Run the show <org-service> application cache 1 CLI command in the debug mode to view the application cache entries.

Example:

vsm-vcsn0> show pbf application-cache 1
ID   Vrf  Dst-Addr        Proto Dst-Port Hits     Age Application/URL Category
======================================================================================
0    8    10.40.23.12     6     80       0        0   App http (211)
0    8    10.40.23.12     6     80       0        0   App cnn (1522)
1    8    10.40.23.6      6     80       0        1   App http (211)
1    8    10.40.23.6      6     80       0        1   App salesforce (1222)


 In the example above:

  • 10.40.23.12 is associated with the application HTTP and CNN.
  • 10.40.23.6 is associated with the application HTTP and Salesforce.
  • Each entry in the cache has a hit count that indicates the number of times the entry was looked up for. 
    • 0 indicates that the entry is present but has not yet been referenced, and
    • 1 indicated that the entry has been referenced.

Policy Rule Lookup

When there are multiple applications associated with an IP address, the system performs a policy rule lookup with all the applications associated with the server, and the best matching rule is returned. 

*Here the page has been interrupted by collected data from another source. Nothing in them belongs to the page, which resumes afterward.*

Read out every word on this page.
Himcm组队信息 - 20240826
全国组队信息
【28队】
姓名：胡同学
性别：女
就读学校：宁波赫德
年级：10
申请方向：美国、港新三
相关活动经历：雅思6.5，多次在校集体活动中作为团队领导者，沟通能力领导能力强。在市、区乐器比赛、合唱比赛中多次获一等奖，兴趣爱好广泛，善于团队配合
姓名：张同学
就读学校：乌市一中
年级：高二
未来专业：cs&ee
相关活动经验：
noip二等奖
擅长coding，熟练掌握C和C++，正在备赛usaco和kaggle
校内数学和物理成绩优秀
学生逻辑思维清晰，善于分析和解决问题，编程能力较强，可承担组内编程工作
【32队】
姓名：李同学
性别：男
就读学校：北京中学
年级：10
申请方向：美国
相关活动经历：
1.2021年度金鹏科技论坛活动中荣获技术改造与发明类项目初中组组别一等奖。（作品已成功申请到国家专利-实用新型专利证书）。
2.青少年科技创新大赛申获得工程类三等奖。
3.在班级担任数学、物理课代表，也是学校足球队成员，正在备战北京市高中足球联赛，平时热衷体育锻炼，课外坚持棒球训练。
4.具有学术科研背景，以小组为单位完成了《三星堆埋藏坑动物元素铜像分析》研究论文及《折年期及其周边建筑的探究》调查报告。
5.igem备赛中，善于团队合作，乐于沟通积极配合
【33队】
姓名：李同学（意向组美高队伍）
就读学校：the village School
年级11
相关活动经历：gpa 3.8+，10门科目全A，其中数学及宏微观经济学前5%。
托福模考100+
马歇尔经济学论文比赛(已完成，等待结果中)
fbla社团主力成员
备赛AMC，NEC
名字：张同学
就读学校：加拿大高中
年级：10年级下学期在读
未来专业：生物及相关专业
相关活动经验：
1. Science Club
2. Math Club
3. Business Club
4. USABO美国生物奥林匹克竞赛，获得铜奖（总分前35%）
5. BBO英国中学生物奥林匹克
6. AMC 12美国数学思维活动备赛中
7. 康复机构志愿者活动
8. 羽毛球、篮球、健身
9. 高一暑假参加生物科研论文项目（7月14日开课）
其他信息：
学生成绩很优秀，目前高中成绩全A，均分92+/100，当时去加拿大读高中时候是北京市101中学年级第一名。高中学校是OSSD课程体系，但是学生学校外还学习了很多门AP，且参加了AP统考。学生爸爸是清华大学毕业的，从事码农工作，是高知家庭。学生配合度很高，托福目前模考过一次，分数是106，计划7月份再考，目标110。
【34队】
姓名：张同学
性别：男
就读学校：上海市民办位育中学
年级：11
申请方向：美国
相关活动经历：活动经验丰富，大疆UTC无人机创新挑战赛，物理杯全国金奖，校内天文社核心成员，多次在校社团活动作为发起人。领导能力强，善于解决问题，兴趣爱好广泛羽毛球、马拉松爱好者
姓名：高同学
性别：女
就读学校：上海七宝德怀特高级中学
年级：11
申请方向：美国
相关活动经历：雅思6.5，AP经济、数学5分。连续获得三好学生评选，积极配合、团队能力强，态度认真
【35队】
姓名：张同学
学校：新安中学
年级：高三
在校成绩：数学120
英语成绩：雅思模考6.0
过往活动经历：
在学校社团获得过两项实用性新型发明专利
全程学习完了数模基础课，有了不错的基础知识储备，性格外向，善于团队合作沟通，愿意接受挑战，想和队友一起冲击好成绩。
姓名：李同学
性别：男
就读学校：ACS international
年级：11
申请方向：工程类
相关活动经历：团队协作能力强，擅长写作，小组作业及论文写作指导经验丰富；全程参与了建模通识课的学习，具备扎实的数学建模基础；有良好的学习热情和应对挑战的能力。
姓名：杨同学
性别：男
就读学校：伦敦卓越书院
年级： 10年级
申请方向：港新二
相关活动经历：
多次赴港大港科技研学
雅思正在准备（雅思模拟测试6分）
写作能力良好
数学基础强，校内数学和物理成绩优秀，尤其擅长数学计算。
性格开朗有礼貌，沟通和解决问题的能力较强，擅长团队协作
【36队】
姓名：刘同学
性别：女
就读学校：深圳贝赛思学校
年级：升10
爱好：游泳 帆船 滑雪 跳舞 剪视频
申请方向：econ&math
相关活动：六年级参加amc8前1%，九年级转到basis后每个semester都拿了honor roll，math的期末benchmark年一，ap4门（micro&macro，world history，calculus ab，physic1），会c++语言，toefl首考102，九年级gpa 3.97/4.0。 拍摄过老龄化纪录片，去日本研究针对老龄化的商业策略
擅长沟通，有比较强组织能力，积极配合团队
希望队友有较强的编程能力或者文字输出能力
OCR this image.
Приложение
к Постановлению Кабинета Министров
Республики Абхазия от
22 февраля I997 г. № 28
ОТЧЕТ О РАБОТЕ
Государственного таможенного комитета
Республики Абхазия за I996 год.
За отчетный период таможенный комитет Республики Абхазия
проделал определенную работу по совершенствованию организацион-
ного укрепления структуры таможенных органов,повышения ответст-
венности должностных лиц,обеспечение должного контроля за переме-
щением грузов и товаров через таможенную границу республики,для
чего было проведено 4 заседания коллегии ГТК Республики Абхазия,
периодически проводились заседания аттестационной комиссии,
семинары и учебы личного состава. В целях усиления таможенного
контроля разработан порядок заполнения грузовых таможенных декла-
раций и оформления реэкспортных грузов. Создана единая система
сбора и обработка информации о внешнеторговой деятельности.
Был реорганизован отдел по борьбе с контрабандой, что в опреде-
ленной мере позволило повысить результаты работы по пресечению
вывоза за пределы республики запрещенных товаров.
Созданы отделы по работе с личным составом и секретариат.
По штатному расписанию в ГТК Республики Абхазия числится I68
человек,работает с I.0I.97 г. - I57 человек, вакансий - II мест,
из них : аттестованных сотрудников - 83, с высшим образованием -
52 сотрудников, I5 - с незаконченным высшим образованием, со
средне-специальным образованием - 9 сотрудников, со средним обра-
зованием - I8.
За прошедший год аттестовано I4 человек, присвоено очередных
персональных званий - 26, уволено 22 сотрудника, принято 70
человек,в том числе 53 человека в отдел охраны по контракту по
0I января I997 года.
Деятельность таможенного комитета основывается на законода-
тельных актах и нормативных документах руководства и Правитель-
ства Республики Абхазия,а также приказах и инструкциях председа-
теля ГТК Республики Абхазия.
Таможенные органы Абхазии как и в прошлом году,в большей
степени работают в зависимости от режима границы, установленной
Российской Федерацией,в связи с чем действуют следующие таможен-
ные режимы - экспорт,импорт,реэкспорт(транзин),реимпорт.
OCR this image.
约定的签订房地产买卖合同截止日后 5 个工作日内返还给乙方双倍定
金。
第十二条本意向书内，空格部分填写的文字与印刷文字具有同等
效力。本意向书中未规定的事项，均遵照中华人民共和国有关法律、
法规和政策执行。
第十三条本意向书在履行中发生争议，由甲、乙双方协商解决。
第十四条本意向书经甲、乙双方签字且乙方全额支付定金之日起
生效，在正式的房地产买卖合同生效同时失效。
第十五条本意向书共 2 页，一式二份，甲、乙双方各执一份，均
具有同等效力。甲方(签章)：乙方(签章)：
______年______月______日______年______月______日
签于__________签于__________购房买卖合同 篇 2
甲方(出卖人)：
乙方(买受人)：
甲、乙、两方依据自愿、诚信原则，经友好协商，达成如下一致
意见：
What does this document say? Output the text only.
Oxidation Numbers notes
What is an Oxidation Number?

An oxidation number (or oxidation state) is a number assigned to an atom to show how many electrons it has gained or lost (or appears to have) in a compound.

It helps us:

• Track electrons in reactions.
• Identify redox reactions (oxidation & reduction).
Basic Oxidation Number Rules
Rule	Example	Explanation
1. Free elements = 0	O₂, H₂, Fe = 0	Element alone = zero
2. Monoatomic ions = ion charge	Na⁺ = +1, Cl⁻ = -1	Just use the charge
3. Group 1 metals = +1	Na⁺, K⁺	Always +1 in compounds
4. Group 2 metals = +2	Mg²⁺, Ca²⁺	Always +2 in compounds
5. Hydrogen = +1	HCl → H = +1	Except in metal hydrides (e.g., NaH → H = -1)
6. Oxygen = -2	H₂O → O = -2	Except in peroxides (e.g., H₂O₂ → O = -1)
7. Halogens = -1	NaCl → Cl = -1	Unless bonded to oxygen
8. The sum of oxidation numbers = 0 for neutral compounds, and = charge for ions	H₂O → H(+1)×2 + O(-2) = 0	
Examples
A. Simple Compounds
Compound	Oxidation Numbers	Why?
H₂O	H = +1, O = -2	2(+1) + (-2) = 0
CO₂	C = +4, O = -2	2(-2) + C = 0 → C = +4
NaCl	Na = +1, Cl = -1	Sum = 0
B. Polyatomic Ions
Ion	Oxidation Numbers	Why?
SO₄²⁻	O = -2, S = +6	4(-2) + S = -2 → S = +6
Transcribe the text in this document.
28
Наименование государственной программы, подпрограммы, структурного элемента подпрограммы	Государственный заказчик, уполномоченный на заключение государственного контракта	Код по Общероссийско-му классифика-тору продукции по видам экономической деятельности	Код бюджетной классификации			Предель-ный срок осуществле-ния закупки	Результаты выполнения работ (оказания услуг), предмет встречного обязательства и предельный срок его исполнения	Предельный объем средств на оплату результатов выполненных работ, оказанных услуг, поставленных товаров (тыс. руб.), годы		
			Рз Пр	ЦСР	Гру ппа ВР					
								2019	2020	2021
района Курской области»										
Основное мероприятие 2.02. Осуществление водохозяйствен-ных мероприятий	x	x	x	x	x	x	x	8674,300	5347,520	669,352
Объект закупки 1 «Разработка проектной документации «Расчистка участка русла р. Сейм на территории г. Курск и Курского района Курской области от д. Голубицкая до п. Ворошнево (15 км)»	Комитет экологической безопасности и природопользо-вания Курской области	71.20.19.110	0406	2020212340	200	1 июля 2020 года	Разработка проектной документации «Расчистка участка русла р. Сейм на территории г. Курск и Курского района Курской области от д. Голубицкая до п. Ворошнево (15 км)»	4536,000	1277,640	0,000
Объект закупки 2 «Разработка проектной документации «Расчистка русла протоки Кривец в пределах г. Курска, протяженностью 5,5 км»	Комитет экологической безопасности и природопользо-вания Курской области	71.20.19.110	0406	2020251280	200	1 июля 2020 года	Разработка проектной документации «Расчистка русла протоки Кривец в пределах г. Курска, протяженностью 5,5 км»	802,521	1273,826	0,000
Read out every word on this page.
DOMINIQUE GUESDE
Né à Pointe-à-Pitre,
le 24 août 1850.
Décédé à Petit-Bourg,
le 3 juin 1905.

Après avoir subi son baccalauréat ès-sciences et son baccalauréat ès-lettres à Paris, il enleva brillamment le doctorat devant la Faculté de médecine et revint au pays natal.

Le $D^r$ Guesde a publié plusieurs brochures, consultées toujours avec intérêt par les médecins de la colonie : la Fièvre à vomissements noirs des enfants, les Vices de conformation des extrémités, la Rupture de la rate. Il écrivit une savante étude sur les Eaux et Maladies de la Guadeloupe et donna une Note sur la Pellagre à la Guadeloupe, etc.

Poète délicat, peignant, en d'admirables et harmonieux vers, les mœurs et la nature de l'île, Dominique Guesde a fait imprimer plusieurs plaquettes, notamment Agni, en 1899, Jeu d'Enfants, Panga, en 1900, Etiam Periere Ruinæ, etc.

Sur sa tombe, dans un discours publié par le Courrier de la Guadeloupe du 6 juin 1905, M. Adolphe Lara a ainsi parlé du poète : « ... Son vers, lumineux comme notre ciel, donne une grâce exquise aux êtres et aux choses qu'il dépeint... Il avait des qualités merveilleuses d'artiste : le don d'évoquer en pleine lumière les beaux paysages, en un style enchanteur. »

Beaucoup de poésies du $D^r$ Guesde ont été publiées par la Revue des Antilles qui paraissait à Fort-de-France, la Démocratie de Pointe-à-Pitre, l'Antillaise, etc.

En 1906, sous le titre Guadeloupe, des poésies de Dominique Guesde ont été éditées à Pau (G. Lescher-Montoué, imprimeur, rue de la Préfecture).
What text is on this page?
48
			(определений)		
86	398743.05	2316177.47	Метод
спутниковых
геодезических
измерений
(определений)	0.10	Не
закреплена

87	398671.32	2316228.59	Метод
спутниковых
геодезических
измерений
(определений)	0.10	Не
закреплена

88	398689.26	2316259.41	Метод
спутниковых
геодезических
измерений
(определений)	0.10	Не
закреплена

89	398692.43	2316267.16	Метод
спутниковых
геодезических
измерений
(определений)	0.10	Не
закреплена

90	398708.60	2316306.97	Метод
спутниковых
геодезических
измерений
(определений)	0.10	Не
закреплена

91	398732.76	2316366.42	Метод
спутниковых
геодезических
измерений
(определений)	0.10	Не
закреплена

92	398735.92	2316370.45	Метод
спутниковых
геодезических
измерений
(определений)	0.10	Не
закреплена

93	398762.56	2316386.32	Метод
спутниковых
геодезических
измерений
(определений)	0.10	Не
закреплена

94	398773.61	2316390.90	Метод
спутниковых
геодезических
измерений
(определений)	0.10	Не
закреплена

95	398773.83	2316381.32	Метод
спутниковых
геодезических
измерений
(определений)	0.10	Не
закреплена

Consider these rules in the above example:

  • Rule 1—Match for application Salesforce.
  • Rule 2—Match for application HTTP.
  • Rule 3—Match for application CNN.


A Salesforce session (session to 10.40.23.6:80) will match Rule 1.

A CNN session (session to 10.40.23.12:80) will match Rule 2 and will not match Rule 3.

Place Rule 3 above Rule 2 for the CNN traffic to match Rule 3.

Troubleshooting Application Detection

Local Breakouts (LBO) configured on some applications do not work though the session is active over SD-WAN. How do I resolve this?


Check for these to resolve the above issue:

  • Ensure the policy is configured under the correct service (SDWAN or PBF).
  • A lot of SaaS applications are served from a lot of different IP addresses, and it can take some time for all the IP addresses to make their way into the cache. Always refer to these:
    • The first session to each new IP address will miss the correct rule. Therefore, check which IP address the session in question is destined to. 
    • Check whether the IP address is present in the application cache. If present, check the hit count. If the hit count is 0, the entry just got created.